Verdere politieke activiteiten
Naast een gelijke wettelijke en maatschappelijke behandeling van mannen en vrouwen maakte ze zich ook sterk voor de ongehuwde moeder; zij vond dat vrouwen zonder schaamte zouden moeten kunnen zeggen wie de vader van hun kind was. Ook zette ze zich in tegen de slavernij, waar ze ook een toneelstuk over schreef.
In 1792 sprak ze zich net als Robespierre uit tegen de girondijnse oorlogspolitiek, maar later dat jaar ging ze in tegen de montagnards door de Septembermoorden te veroordelen en in het bijzonder de opruier Marat. Op het Federatiefeest van 14 juli had ze met Etta Palm en Théroigne de Méricourt gevraagd dat vrouwen het recht zouden krijgen om vrijwillig in het leger te dienen. In de aanloop naar het proces tegen Lodewijk XVI verklaarde ze dat hij in fout was als koning maar niet de doodstraf verdiende.

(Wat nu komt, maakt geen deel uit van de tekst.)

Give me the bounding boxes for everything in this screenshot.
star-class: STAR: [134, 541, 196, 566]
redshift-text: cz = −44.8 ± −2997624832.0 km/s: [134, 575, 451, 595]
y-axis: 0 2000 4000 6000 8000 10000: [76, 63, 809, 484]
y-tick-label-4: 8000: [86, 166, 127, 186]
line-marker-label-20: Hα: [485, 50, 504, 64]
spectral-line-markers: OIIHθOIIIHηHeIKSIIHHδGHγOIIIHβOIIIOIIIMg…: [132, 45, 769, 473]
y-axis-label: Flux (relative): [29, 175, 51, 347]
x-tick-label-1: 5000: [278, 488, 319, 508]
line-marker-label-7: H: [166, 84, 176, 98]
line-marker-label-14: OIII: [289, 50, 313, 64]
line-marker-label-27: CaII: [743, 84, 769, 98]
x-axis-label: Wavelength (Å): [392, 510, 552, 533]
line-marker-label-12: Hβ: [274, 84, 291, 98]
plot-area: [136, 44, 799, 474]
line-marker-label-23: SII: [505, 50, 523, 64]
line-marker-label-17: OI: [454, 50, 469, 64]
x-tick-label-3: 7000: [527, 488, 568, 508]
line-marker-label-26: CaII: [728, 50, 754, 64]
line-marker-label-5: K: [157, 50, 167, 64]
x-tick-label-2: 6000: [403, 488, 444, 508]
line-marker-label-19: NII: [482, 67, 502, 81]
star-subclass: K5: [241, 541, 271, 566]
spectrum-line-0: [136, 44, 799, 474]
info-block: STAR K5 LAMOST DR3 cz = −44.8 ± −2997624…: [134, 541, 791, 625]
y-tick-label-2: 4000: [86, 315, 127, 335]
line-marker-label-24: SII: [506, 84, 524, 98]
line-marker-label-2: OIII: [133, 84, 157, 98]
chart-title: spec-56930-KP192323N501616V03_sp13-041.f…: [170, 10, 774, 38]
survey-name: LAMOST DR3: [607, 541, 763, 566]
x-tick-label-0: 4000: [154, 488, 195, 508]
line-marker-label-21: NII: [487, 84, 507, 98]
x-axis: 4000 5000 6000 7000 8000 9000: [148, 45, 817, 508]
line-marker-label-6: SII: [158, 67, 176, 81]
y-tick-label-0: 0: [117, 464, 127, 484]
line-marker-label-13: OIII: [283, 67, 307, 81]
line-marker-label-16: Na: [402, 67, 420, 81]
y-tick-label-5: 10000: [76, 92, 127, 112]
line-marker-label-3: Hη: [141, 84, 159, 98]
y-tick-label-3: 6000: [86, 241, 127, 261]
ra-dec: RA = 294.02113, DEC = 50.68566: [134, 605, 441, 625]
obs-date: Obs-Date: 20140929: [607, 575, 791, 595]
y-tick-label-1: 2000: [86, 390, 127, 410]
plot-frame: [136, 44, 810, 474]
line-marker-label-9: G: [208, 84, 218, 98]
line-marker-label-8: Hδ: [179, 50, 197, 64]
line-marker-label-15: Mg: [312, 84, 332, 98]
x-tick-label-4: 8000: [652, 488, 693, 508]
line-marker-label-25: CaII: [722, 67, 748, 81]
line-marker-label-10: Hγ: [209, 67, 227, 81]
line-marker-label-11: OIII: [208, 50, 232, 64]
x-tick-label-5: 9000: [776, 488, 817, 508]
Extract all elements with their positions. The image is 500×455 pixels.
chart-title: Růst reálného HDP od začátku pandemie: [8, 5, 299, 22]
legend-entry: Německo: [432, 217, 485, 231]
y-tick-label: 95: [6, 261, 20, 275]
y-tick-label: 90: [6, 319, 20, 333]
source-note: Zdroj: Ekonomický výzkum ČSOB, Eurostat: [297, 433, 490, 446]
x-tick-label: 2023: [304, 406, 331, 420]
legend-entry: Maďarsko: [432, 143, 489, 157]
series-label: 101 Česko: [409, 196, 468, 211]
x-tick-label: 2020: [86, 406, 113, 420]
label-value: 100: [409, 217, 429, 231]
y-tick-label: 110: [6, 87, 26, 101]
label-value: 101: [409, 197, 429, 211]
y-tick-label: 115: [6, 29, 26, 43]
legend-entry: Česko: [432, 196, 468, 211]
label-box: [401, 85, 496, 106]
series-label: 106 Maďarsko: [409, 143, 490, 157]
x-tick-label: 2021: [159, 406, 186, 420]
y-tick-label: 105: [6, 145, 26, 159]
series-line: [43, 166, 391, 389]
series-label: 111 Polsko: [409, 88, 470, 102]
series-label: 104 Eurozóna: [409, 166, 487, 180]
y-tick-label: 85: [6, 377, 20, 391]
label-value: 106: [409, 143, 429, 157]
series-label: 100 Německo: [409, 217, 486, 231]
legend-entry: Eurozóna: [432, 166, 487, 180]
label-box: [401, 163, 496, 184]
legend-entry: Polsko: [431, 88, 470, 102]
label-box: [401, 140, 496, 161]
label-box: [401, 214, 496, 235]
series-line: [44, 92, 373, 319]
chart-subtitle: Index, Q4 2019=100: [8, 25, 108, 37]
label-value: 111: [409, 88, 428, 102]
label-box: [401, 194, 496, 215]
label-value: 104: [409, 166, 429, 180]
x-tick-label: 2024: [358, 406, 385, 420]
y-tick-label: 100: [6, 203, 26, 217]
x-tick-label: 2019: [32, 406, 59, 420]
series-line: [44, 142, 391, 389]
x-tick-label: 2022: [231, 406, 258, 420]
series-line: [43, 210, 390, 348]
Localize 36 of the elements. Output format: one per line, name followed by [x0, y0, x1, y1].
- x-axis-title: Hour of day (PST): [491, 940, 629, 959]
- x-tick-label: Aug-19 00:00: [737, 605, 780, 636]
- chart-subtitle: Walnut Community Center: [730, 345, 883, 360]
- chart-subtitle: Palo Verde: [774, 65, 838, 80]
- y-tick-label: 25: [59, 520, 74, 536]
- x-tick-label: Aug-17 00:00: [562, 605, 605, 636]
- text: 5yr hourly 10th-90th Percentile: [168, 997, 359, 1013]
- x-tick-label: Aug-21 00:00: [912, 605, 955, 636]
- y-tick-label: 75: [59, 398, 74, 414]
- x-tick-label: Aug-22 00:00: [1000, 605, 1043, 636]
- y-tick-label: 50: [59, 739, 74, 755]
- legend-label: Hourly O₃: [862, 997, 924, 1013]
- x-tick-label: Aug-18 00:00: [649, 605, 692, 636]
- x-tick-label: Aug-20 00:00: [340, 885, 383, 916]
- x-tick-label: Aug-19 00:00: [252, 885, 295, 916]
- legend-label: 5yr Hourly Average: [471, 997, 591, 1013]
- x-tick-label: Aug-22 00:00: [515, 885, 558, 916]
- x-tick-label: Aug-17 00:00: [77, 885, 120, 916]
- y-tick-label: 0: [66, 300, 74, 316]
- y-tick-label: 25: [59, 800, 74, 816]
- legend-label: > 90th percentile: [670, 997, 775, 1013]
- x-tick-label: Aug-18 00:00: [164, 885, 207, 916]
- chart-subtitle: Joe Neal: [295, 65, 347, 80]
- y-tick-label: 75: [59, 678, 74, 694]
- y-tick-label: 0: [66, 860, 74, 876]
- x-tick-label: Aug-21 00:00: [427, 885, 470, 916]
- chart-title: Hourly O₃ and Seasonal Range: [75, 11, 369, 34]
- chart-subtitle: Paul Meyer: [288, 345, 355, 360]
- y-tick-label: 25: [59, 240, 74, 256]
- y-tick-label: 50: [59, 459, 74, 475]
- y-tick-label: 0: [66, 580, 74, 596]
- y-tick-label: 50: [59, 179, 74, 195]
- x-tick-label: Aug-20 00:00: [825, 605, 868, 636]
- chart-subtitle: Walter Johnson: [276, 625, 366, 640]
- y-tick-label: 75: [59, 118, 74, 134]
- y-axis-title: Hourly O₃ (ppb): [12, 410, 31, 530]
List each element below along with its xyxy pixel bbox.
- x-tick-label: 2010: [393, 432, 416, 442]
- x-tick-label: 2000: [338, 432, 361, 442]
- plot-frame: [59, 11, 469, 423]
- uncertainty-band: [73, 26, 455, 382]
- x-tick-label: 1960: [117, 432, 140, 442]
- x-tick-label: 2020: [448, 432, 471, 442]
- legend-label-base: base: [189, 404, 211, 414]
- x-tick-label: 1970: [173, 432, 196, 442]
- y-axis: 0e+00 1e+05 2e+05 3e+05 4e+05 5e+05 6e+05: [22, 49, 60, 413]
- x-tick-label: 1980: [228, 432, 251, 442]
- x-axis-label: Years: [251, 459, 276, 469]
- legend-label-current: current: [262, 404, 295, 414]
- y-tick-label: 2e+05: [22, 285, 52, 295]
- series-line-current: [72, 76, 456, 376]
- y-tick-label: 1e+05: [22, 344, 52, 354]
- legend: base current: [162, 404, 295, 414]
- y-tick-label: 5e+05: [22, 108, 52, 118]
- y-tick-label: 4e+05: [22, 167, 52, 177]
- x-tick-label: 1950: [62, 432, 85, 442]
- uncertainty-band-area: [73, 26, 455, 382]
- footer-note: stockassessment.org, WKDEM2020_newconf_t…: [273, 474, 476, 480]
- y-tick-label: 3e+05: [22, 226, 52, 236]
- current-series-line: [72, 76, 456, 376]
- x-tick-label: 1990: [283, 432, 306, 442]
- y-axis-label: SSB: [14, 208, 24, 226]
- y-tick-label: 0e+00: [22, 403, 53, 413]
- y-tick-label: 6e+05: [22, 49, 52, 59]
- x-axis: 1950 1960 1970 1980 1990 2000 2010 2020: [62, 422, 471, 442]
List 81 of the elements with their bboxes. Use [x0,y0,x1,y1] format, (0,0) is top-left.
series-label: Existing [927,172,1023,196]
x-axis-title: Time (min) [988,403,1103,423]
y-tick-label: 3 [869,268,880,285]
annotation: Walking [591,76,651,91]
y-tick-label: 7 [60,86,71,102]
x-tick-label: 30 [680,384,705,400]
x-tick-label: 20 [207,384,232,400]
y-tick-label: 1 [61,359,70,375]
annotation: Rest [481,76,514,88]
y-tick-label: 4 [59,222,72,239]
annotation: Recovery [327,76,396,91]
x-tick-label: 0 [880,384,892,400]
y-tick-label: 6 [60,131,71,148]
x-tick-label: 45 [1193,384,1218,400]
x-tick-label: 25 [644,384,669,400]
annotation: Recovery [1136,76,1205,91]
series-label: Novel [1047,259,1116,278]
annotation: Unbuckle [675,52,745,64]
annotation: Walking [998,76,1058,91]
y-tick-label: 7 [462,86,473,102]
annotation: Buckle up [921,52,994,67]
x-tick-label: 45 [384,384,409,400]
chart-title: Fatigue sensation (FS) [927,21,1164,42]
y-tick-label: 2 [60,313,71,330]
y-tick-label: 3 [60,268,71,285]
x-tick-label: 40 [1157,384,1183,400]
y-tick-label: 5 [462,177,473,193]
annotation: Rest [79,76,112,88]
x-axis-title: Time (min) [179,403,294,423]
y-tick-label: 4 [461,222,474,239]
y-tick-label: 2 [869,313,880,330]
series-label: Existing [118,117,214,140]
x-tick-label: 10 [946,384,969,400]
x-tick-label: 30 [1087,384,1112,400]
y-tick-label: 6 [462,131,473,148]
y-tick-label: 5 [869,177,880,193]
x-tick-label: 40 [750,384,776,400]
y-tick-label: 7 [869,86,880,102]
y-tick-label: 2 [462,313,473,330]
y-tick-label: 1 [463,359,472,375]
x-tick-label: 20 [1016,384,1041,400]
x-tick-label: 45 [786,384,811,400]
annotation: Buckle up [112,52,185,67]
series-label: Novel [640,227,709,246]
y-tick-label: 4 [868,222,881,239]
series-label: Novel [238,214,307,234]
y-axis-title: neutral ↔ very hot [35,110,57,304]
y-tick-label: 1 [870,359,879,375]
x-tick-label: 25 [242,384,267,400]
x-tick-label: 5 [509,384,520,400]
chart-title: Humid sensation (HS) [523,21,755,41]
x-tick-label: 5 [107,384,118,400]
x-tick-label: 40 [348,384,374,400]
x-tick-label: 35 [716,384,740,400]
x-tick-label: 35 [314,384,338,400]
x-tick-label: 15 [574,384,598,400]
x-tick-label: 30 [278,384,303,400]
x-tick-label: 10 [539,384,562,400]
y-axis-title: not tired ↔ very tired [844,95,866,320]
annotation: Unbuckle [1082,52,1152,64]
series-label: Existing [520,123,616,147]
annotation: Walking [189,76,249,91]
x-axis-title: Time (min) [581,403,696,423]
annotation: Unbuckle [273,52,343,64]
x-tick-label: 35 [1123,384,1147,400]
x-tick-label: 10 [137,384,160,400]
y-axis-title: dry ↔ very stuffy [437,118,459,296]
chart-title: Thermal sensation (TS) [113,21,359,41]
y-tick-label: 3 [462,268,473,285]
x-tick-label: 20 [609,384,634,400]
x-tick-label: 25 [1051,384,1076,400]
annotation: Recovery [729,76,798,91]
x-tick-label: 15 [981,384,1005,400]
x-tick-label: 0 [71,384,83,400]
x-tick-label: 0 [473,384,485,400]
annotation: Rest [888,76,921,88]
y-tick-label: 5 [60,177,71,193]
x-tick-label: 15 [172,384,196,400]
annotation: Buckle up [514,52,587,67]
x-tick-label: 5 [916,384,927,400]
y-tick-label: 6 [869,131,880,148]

Ze bood aan de bejaarde Malesherbes bij te staan om de afgezette vorst te verdedigen, wat op verontwaardiging botste in de Nationale Conventie en hoe dan ook niet werd aanvaard.[5] Het volgende jaar verzette ze zich tegen de afzetting en vervolging van de girondijnen. Dergelijke standpunten werden tijdens de Terreur gezien als gematigd, een dodelijke verdenking.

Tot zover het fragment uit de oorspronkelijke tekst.